In the hands of another actor, Ellen could easily have been a tragic symbol of beauty and purity, but Depp gives her just enough bite – an odd, otherworldly coldness, an unsettling unpredictability, a generous dollop of sexual hunger – to bring her wholly to life. She ends the film not a selfless saint, but more of a conquering hero. You’re a little afraid of her, and you root for her at the same time.
It also helps that she looks absolutely incredible. Her costumes – heavy, floor-skimming, puff-sleeved, ruffle-lined confections in ice-cold silks and glossy satins, courtesy of Eggers’s frequent collaborator Linda Muir – skate that thin line between ravishing beauty and an austere, slightly stuffy, skin-crawling, Victorian creepiness, at times making Depp resemble a delicate porcelain figurine, designed to be locked away and admired behind glass. She rejects this mantle most vociferously when, in one sequence, she literally tears her clothes from her body.

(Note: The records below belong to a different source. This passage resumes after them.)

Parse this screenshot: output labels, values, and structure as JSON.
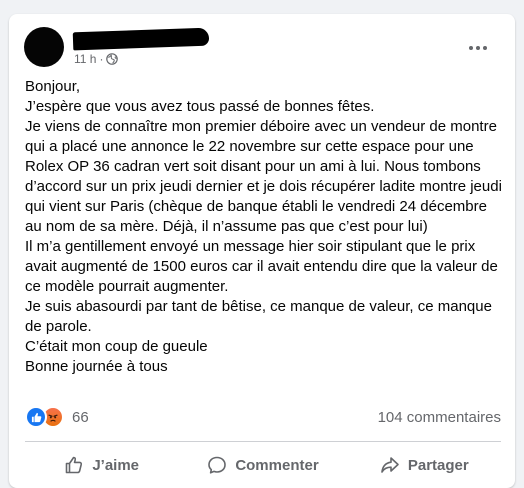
{
  "post": {
    "timestamp": "11 h",
    "separator": "·",
    "privacy_icon": "globe-icon",
    "more_icon": "more-horizontal-icon",
    "paragraphs": [
      "Bonjour,",
      "J’espère que vous avez tous passé de bonnes fêtes.",
      "Je viens de connaître mon premier déboire avec un vendeur de montre qui a placé une annonce le 22 novembre sur cette espace pour une Rolex OP 36 cadran vert soit disant pour un ami à lui. Nous tombons d’accord sur un prix jeudi dernier et je dois récupérer ladite montre jeudi qui vient sur Paris (chèque de banque établi le vendredi 24 décembre au nom de sa mère. Déjà, il n’assume pas que c’est pour lui)",
      "Il m’a gentillement envoyé un message hier soir stipulant que le prix avait augmenté de 1500 euros car il avait entendu dire que la valeur de ce modèle pourrait augmenter.",
      "Je suis abasourdi par tant de bêtise, ce manque de valeur, ce manque de parole.",
      "C’était mon coup de gueule",
      "Bonne journée à tous"
    ]
  },
  "stats": {
    "reactions": [
      "like",
      "angry"
    ],
    "reaction_count": "66",
    "comments": "104 commentaires"
  },
  "actions": {
    "like": "J’aime",
    "comment": "Commenter",
    "share": "Partager"
  },
  "colors": {
    "background": "#f0f2f5",
    "card": "#ffffff",
    "text": "#050505",
    "secondary_text": "#65676b",
    "like_blue": "#1877f2",
    "angry_orange": "#e9710f"
  }
}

Eggers has a talent for crafting disconcerting shots that linger in your mind: in one scene, rather strangely, the camera remains on the back of Thomas’s head as he kisses Ellen, rather than showing us their faces; in another, Orlok is captured from a peculiar distance, as he sucks a victim’s blood, as if we’re in the room ourselves, watching him in silent horror. The director’s tongue-in-cheek script is a treat, too, rarely afraid of leaning into the absurd and gruesome. (There’s one stomach-turning moment involving Herr Knock and a pigeon that I will personally never be able to unsee.)